Concessions et biens de retour : la propriété des tiers entre dans le jeu 

CE, 17 juillet 2025, n°503317

Faits

Dans le cadre du renouvellement du contrat de concession de son casino, la commune de Berck-sur-Mer a lancé, en décembre 2024, une procédure de passation en publiant un avis d’appel à concurrence.

Le bâtiment accueillant actuellement le casino, propriété de la société Groupe Partouche, a été acquis en 1997 auprès de la commune pour y aménager spécifiquement l’équipement. Il a ensuite été donné à bail à la société Jean Metz, filiale à 100% du Groupe Partouche, agissant en qualité de concessionnaire depuis 2005.

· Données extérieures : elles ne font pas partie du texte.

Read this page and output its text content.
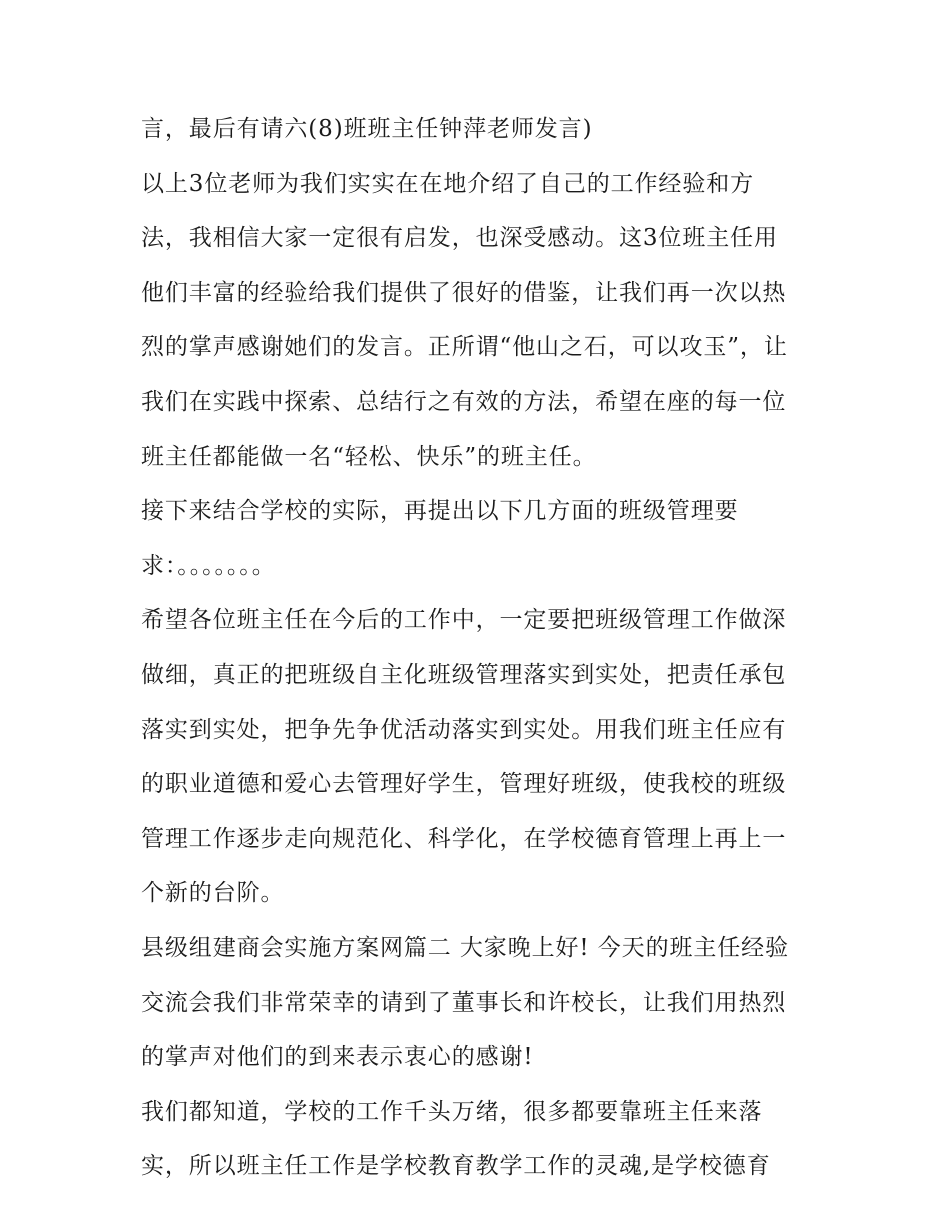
言，最后有请六(8)班班主任钟萍老师发言)
以上3位老师为我们实实在在地介绍了自己的工作经验和方
法，我相信大家一定很有启发，也深受感动。这3位班主任用
他们丰富的经验给我们提供了很好的借鉴，让我们再一次以热
烈的掌声感谢她们的发言。正所谓“他山之石，可以攻玉”，让
我们在实践中探索、总结行之有效的方法，希望在座的每一位
班主任都能做一名“轻松、快乐”的班主任。
接下来结合学校的实际，再提出以下几方面的班级管理要
求：。。。。。。。
希望各位班主任在今后的工作中，一定要把班级管理工作做深
做细，真正的把班级自主化班级管理落实到实处，把责任承包
落实到实处，把争先争优活动落实到实处。用我们班主任应有
的职业道德和爱心去管理好学生，管理好班级，使我校的班级
管理工作逐步走向规范化、科学化，在学校德育管理上再上一
个新的台阶。
县级组建商会实施方案网篇二 大家晚上好! 今天的班主任经验
交流会我们非常荣幸的请到了董事长和许校长，让我们用热烈
的掌声对他们的到来表示衷心的感谢!
我们都知道，学校的工作千头万绪，很多都要靠班主任来落
实，所以班主任工作是学校教育教学工作的灵魂,是学校德育
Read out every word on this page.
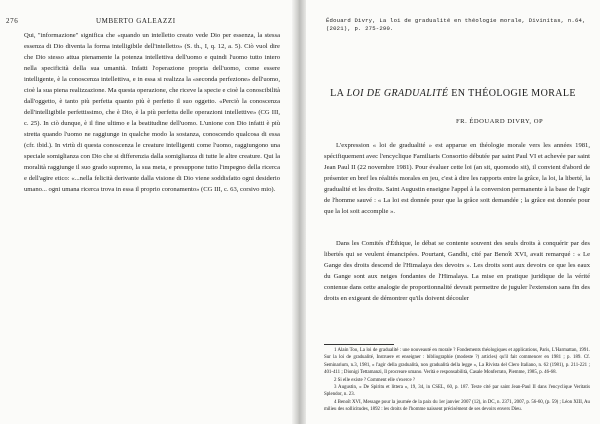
276	UMBERTO GALEAZZI

Qui, "informazione" significa che «quando un intelletto creato vede Dio per essenza, la stessa essenza di Dio diventa la forma intelligibile dell'intelletto» (S. th., I, q. 12, a. 5). Ciò vuol dire che Dio stesso attua pienamente la potenza intellettiva dell'uomo e quindi l'uomo tutto intero nella specificità della sua umanità. Infatti l'operazione propria dell'uomo, come essere intelligente, è la conoscenza intellettiva, e in essa si realizza la «seconda perfezione» dell'uomo, cioè la sua piena realizzazione. Ma questa operazione, che riceve la specie e cioè la conoscibilità dall'oggetto, è tanto più perfetta quanto più è perfetto il suo oggetto. «Perciò la conoscenza dell'intelligibile perfettissimo, che è Dio, è la più perfetta delle operazioni intellettive» (CG III, c. 25). In ciò dunque, è il fine ultimo e la beatitudine dell'uomo. L'unione con Dio infatti è più stretta quando l'uomo ne raggiunge in qualche modo la sostanza, conoscendo qualcosa di essa (cfr. ibid.). In virtù di questa conoscenza le creature intelligenti come l'uomo, raggiungono una speciale somiglianza con Dio che si differenzia dalla somiglianza di tutte le altre creature. Qui la moralità raggiunge il suo grado supremo, la sua meta, e presuppone tutto l'impegno della ricerca e dell'agire etico: «...nella felicità derivante dalla visione di Dio viene soddisfatto ogni desiderio umano... ogni umana ricerca trova in essa il proprio coronamento» (CG III, c. 63, corsivo mio).

Édouard Divry, La loi de gradualité en théologie morale, Divinitas, n.64, (2021), p. 275-290.
LA LOI DE GRADUALITÉ EN THÉOLOGIE MORALE
FR. ÉDOUARD DIVRY, OP

L'expression « loi de gradualité » est apparue en théologie morale vers les années 1981, spécifiquement avec l'encyclique Familiaris Consortio débutée par saint Paul VI et achevée par saint Jean Paul II (22 novembre 1981). Pour évaluer cette loi (an sit, quomodo sit), il convient d'abord de présenter en bref les réalités morales en jeu, c'est à dire les rapports entre la grâce, la loi, la liberté, la gradualité et les droits. Saint Augustin enseigne l'appel à la conversion permanente à la base de l'agir de l'homme sauvé : « La loi est donnée pour que la grâce soit demandée ; la grâce est donnée pour que la loi soit accomplie ».

Dans les Comités d'Éthique, le débat se contente souvent des seuls droits à conquérir par des libertés qui se veulent émancipées. Pourtant, Gandhi, cité par Benoît XVI, avait remarqué : « Le Gange des droits descend de l'Himalaya des devoirs ». Les droits sont aux devoirs ce que les eaux du Gange sont aux neiges fondantes de l'Himalaya. La mise en pratique juridique de la vérité contenue dans cette analogie de proportionnalité devrait permettre de juguler l'extension sans fin des droits en exigeant de démontrer qu'ils doivent découler

1 Alain Too, La loi de gradualité : une nouveauté en morale ? Fondements théologiques et applications, Paris, L'Harmattan, 1991. Sur la loi de gradualité, Instruere et enseigner : bibliographie (modeste ?) articles) qu'il fait commencer en 1981 ; p. 189. Cf. Seminarium, n.3, 1981, « l'agir della gradualità, non gradualità della legge », La Rivista del Clero Italiano, n. 62 (1981), p. 211-221 ; 401-411 ; Dionigi Tettamanzi, Il procreare umano. Verità e responsabilità, Casale Monferrato, Piemme, 1985, p. 46-68.
2 Si elle existe ? Comment elle s'exerce ?
3 Augustin, « De Spiritu et littera », 19, 34, in CSEL, 60, p. 187. Texte cité par saint Jean-Paul II dans l'encyclique Veritatis Splendor, n. 23.
4 Benoît XVI, Message pour la journée de la paix du 1er janvier 2007 (12), in DC, n. 2371, 2007, p. 56-60, (p. 59) ; Léon XIII, Au milieu des sollicitudes, 1892 : les droits de l'homme naissent précisément de ses devoirs envers Dieu.
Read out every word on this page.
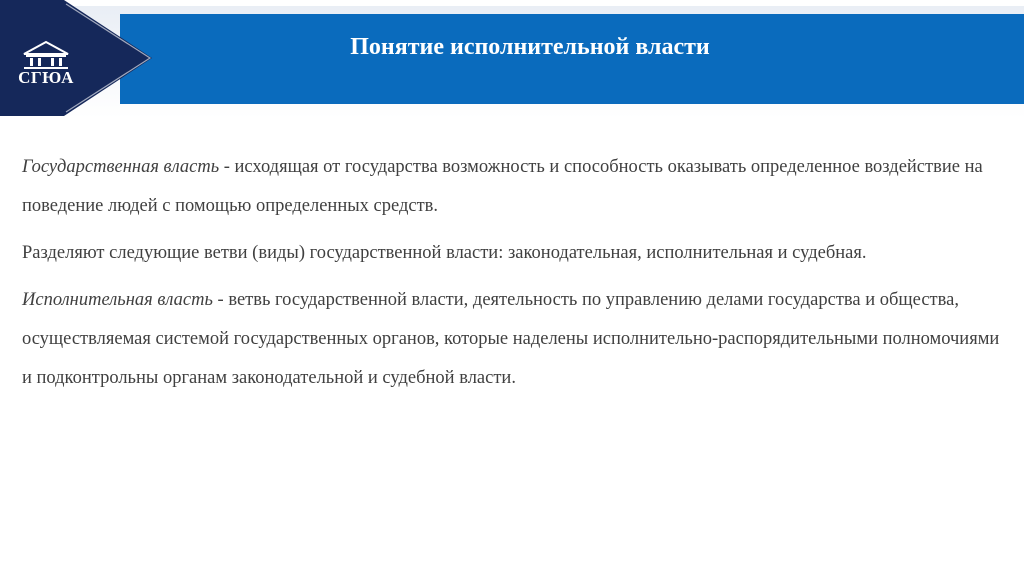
СГЮА
Понятие исполнительной власти

Государственная власть - исходящая от государства возможность и способность оказывать определенное воздействие на поведение людей с помощью определенных средств.

Разделяют следующие ветви (виды) государственной власти: законодательная, исполнительная и судебная.

Исполнительная власть - ветвь государственной власти, деятельность по управлению делами государства и общества, осуществляемая системой государственных органов, которые наделены исполнительно-распорядительными полномочиями и подконтрольны органам законодательной и судебной власти.
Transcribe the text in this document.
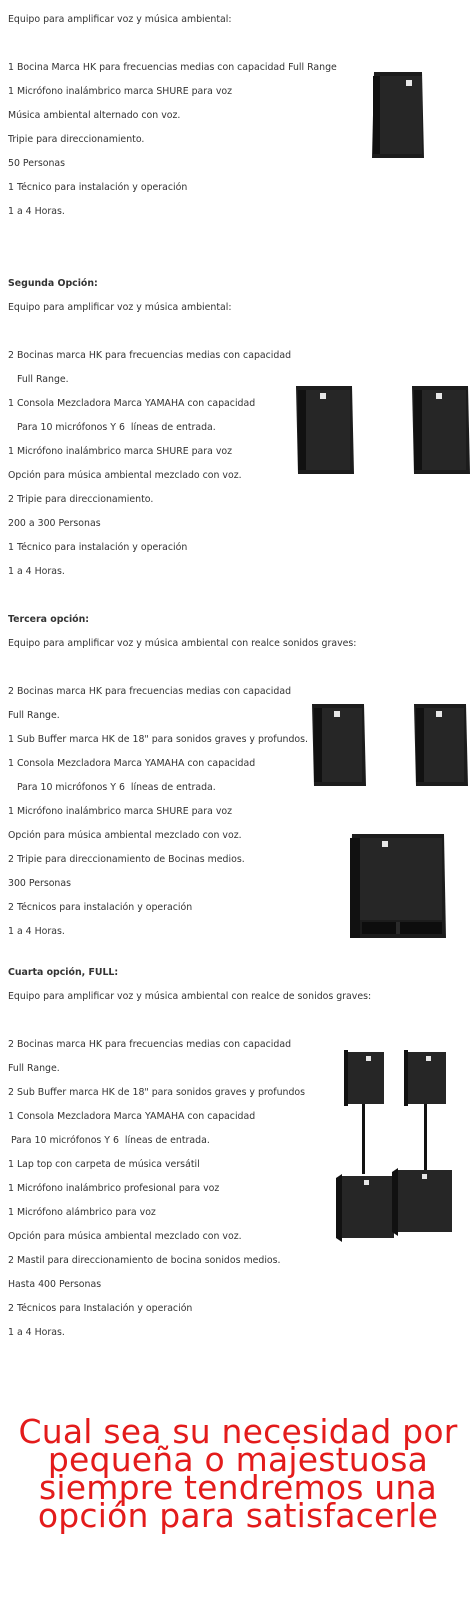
Equipo para amplificar voz y música ambiental:
1 Bocina Marca HK para frecuencias medias con capacidad Full Range
1 Micrófono inalámbrico marca SHURE para voz
Música ambiental alternado con voz.
Tripie para direccionamiento.
50 Personas
1 Técnico para instalación y operación
1 a 4 Horas.
Segunda Opción:
Equipo para amplificar voz y música ambiental:
2 Bocinas marca HK para frecuencias medias con capacidad
Full Range.
1 Consola Mezcladora Marca YAMAHA con capacidad
Para 10 micrófonos Y 6  líneas de entrada.
1 Micrófono inalámbrico marca SHURE para voz
Opción para música ambiental mezclado con voz.
2 Tripie para direccionamiento.
200 a 300 Personas
1 Técnico para instalación y operación
1 a 4 Horas.
Tercera opción:
Equipo para amplificar voz y música ambiental con realce sonidos graves:
2 Bocinas marca HK para frecuencias medias con capacidad
Full Range.
1 Sub Buffer marca HK de 18" para sonidos graves y profundos.
1 Consola Mezcladora Marca YAMAHA con capacidad
Para 10 micrófonos Y 6  líneas de entrada.
1 Micrófono inalámbrico marca SHURE para voz
Opción para música ambiental mezclado con voz.
2 Tripie para direccionamiento de Bocinas medios.
300 Personas
2 Técnicos para instalación y operación
1 a 4 Horas.
Cuarta opción, FULL:
Equipo para amplificar voz y música ambiental con realce de sonidos graves:
2 Bocinas marca HK para frecuencias medias con capacidad
Full Range.
2 Sub Buffer marca HK de 18" para sonidos graves y profundos
1 Consola Mezcladora Marca YAMAHA con capacidad
Para 10 micrófonos Y 6  líneas de entrada.
1 Lap top con carpeta de música versátil
1 Micrófono inalámbrico profesional para voz
1 Micrófono alámbrico para voz
Opción para música ambiental mezclado con voz.
2 Mastil para direccionamiento de bocina sonidos medios.
Hasta 400 Personas
2 Técnicos para Instalación y operación
1 a 4 Horas.
Cual sea su necesidad por
pequeña o majestuosa
siempre tendremos una
opción para satisfacerle
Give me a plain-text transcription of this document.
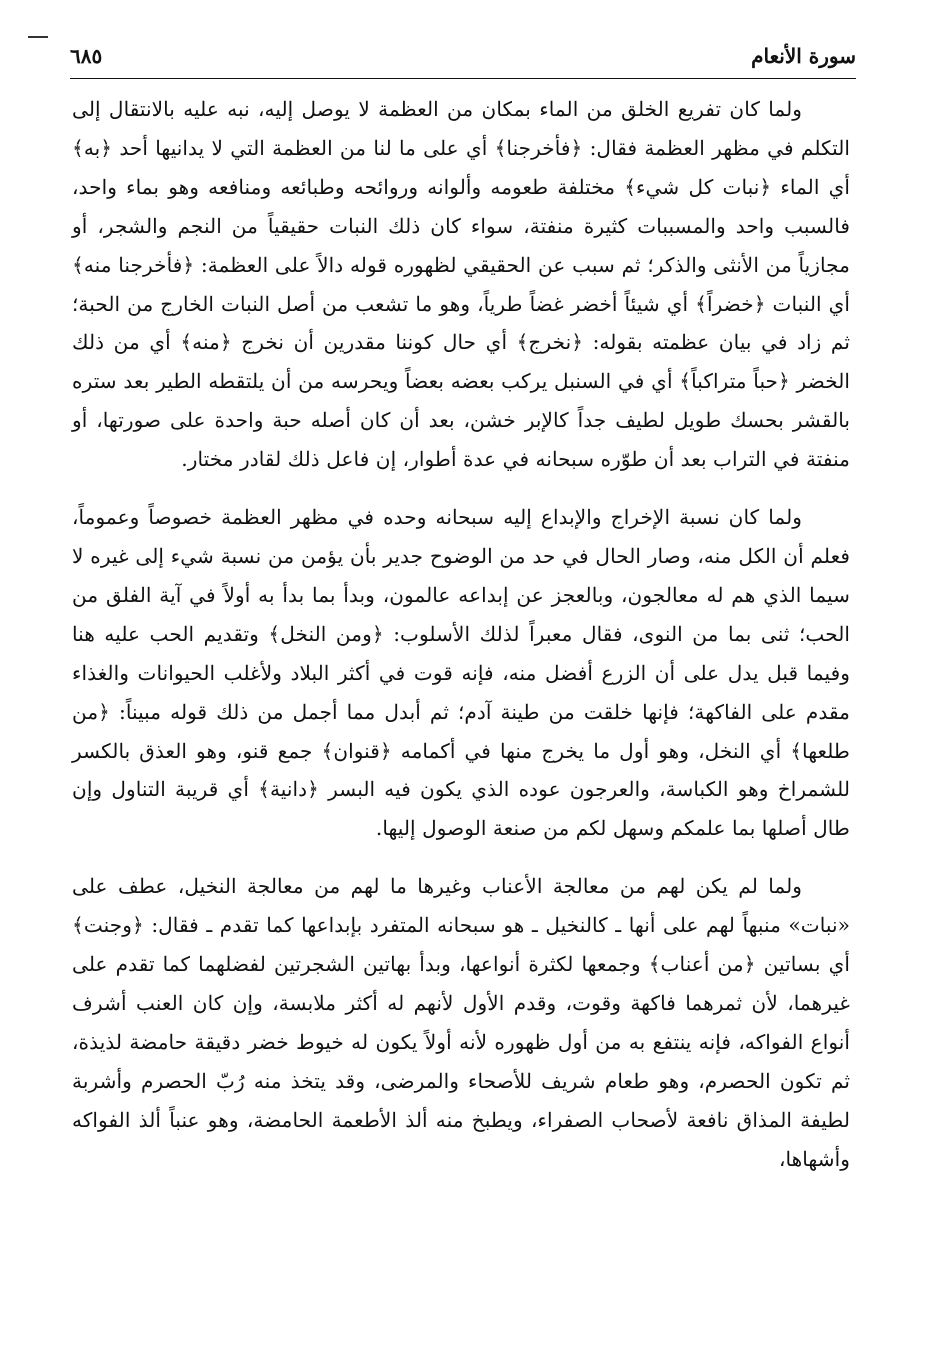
سورة الأنعام
٦٨٥

ولما كان تفريع الخلق من الماء بمكان من العظمة لا يوصل إليه، نبه عليه بالانتقال إلى التكلم في مظهر العظمة فقال: ﴿فأخرجنا﴾ أي على ما لنا من العظمة التي لا يدانيها أحد ﴿به﴾ أي الماء ﴿نبات كل شيء﴾ مختلفة طعومه وألوانه وروائحه وطبائعه ومنافعه وهو بماء واحد، فالسبب واحد والمسببات كثيرة منفتة، سواء كان ذلك النبات حقيقياً من النجم والشجر، أو مجازياً من الأنثى والذكر؛ ثم سبب عن الحقيقي لظهوره قوله دالاً على العظمة: ﴿فأخرجنا منه﴾ أي النبات ﴿خضراً﴾ أي شيئاً أخضر غضاً طرياً، وهو ما تشعب من أصل النبات الخارج من الحبة؛ ثم زاد في بيان عظمته بقوله: ﴿نخرج﴾ أي حال كوننا مقدرين أن نخرج ﴿منه﴾ أي من ذلك الخضر ﴿حباً متراكباً﴾ أي في السنبل يركب بعضه بعضاً ويحرسه من أن يلتقطه الطير بعد ستره بالقشر بحسك طويل لطيف جداً كالإبر خشن، بعد أن كان أصله حبة واحدة على صورتها، أو منفتة في التراب بعد أن طوّره سبحانه في عدة أطوار، إن فاعل ذلك لقادر مختار.

ولما كان نسبة الإخراج والإبداع إليه سبحانه وحده في مظهر العظمة خصوصاً وعموماً، فعلم أن الكل منه، وصار الحال في حد من الوضوح جدير بأن يؤمن من نسبة شيء إلى غيره لا سيما الذي هم له معالجون، وبالعجز عن إبداعه عالمون، وبدأ بما بدأ به أولاً في آية الفلق من الحب؛ ثنى بما من النوى، فقال معبراً لذلك الأسلوب: ﴿ومن النخل﴾ وتقديم الحب عليه هنا وفيما قبل يدل على أن الزرع أفضل منه، فإنه قوت في أكثر البلاد ولأغلب الحيوانات والغذاء مقدم على الفاكهة؛ فإنها خلقت من طينة آدم؛ ثم أبدل مما أجمل من ذلك قوله مبيناً: ﴿من طلعها﴾ أي النخل، وهو أول ما يخرج منها في أكمامه ﴿قنوان﴾ جمع قنو، وهو العذق بالكسر للشمراخ وهو الكباسة، والعرجون عوده الذي يكون فيه البسر ﴿دانية﴾ أي قريبة التناول وإن طال أصلها بما علمكم وسهل لكم من صنعة الوصول إليها.

ولما لم يكن لهم من معالجة الأعناب وغيرها ما لهم من معالجة النخيل، عطف على «نبات» منبهاً لهم على أنها ـ كالنخيل ـ هو سبحانه المتفرد بإبداعها كما تقدم ـ فقال: ﴿وجنت﴾ أي بساتين ﴿من أعناب﴾ وجمعها لكثرة أنواعها، وبدأ بهاتين الشجرتين لفضلهما كما تقدم على غيرهما، لأن ثمرهما فاكهة وقوت، وقدم الأول لأنهم له أكثر ملابسة، وإن كان العنب أشرف أنواع الفواكه، فإنه ينتفع به من أول ظهوره لأنه أولاً يكون له خيوط خضر دقيقة حامضة لذيذة، ثم تكون الحصرم، وهو طعام شريف للأصحاء والمرضى، وقد يتخذ منه رُبّ الحصرم وأشربة لطيفة المذاق نافعة لأصحاب الصفراء، ويطبخ منه ألذ الأطعمة الحامضة، وهو عنباً ألذ الفواكه وأشهاها،
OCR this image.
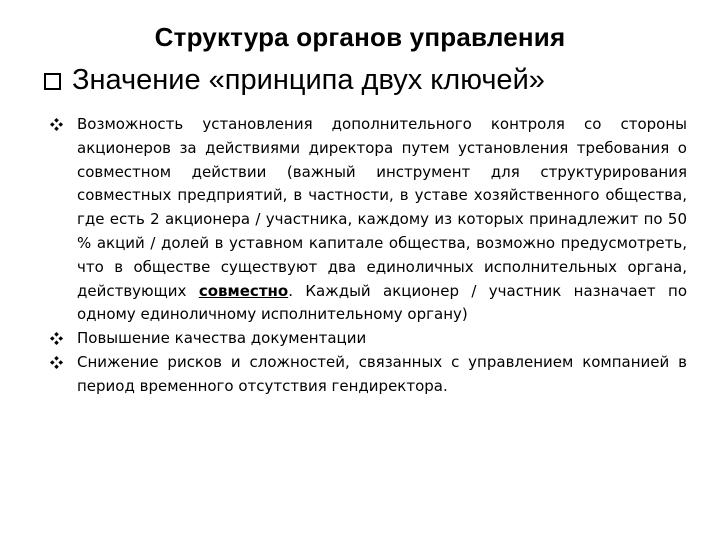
Структура органов управления
Значение «принципа двух ключей»
Возможность установления дополнительного контроля со стороны акционеров за действиями директора путем установления требования о совместном действии (важный инструмент для структурирования совместных предприятий, в частности, в уставе хозяйственного общества, где есть 2 акционера / участника, каждому из которых принадлежит по 50 % акций / долей в уставном капитале общества, возможно предусмотреть, что в обществе существуют два единоличных исполнительных органа, действующих совместно. Каждый акционер / участник назначает по одному единоличному исполнительному органу)
Повышение качества документации
Снижение рисков и сложностей, связанных с управлением компанией в период временного отсутствия гендиректора.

La consultation imposait notamment aux candidats de justifier, au moment du dépôt de leur offre ou dans un délai de deux mois, d’un titre de propriété ou d’un contrat d’occupation du bâtiment destiné à accueillir le casino. Estimant cette exigence impossible à satisfaire pour des candidats autres que le concessionnaire sortant, un candidat évincé a saisi le juge des référés du tribunal administratif de Lille en soutenant que cette clause portait gravement atteinte au principe d’égalité de traitement des candidats et faussait de facto la concurrence.

Par une ordonnance du 25 mars 2025, le juge des référés a annulé la procédure de passation, retenant d’une part que la condition litigieuse procurait un avantage injustifié au titulaire sortant et, d’autre part qu’elle n’était pas nécessaire à l’exécution du contrat, le bâtiment étant destiné à faire retour à la commune, en application des règles relatives aux biens de retour dans les contrats de concession.

La commune a alors formé un pourvoi en cassation devant le Conseil d’État sollicitant l’annulation de l’ordonnance. 

Question

La qualification de bien de retour peut‑elle être étendue à un bien appartenant à un tiers au contrat de concession lorsque ce bien, mis à disposition du concessionnaire et exclusivement affecté au service public, est détenu par une entité entretenant des liens étroits avec celui‑ci ?

Décision

Par une décision du 17 juillet 2025 le Conseil d’État statuant en formation de chambres réunies (7/2) a rejeté le pourvoi formé par la commune, validant l’analyse du juge des référés et marquant une évolution notable du régime des biens de retour, dorénavant susceptible de s’appliquer à certains biens appartenant à des tiers au contrat de concession. 

Commentaire

Le Conseil d’État a, par cette décision publiée au Recueil, apporté une inflexion significative à la théorie classique des biens de retour des contrats de concession. En admettant que des biens appartenant à un tiers au contrat puissent être qualifiés de biens de retour, sous réserve de conditions strictement encadrées, la Haute juridiction opère un revirement jurisprudentiel tenant compte des réalités économiques et capitalistiques actuelles.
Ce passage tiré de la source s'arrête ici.